Du Hast 1.2

CrossFit Shropshire – CrossFit

The first of a 5 week cycle, focusing on the skill and strength for muscle ups.
Do not try a muscle up for 4 weeks, keep to the cycle and see what happens.
If you can not do 3 strict pull ups or dips then this will be good for you still, just focus more on the pull and push strength.


A Shoulder Mob 1.0 (No Measure)

i Pass throughs

ii Table top twists

iii Partner back leaver

iv Partner pull up arch

A Hang conditioning 1.0 (No Measure)

i Passive hang :10 – 1:00

ii Active hang, 7 reps Passive – Active, (:03 in each position that’s 1 rep)

iii Arch hang :10 – :30

iv Passive – Active – Arch – Active – Passive, :03 in each position. That’s 1 rep. 1-5 sets

400m Run (No Measure)

Run 400m not for time.

Warm up/Skill Transfer

A Muscle up progressions 1.0 (No Measure)

i Hollow/Arch swings in false grip on rings. 3x 20 big swings

ii Hanging V hip extensions (box hops). 3x 10.

Keep false grip, arms straight, shoulders active, heels on box just below ring height.

iii Seated banded muscle up transition drill. As slow as possible 3x 5

From seated in a band, arms straight up to the lowest possible dip. False grip throughout.

Pull-ups (3-3-3-3-3 CTB as slow as possible)

Scale to banded CTB as slow as possible.
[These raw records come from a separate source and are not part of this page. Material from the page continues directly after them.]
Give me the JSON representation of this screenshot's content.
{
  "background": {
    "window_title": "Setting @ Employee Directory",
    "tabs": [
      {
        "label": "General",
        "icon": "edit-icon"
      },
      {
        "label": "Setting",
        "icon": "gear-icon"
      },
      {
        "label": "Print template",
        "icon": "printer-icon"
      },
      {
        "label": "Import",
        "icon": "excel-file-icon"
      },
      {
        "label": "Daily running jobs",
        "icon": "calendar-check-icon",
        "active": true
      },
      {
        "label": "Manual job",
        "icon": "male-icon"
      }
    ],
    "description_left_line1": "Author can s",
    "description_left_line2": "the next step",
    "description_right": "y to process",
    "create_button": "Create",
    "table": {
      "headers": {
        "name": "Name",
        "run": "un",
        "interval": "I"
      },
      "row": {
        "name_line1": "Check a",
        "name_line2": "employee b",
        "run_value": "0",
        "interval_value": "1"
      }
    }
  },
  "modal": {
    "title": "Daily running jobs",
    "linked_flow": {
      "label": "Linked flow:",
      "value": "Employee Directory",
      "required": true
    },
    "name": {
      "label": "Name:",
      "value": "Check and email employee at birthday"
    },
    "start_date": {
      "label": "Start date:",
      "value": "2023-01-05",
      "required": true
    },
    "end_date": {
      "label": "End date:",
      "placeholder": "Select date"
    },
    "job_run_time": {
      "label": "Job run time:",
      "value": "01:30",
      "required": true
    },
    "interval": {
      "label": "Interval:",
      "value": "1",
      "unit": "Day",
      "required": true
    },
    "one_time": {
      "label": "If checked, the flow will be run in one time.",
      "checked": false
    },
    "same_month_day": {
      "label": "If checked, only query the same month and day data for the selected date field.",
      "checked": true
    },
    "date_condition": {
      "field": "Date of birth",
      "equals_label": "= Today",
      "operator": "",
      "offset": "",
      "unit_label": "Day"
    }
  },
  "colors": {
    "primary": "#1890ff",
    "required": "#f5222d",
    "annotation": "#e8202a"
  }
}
No kipping


Metcon (AMRAP – Rounds and Reps)

For 3 cycles:

AMRAP in 3 mins of:

3 Squat Cleans, 185/135 lbs

6 Lateral Burpee (Over Barbell)s

9 V Situps

Rest 1:00 and reset the cycle

Cool down run (No Measure)

Run 100-400m. Not for time, bring down heart rate and start recovery process early.

Cool down

A Wrist Mob 1.0 (No Measure)

i Fingers/hand forward, Shoulders forward

ii Fingers/hand towards you, Shoulders back

iii Fingers/hand facing each other, Shoulders left then right

iv Fingers/hands turned out, Shoulders left then right.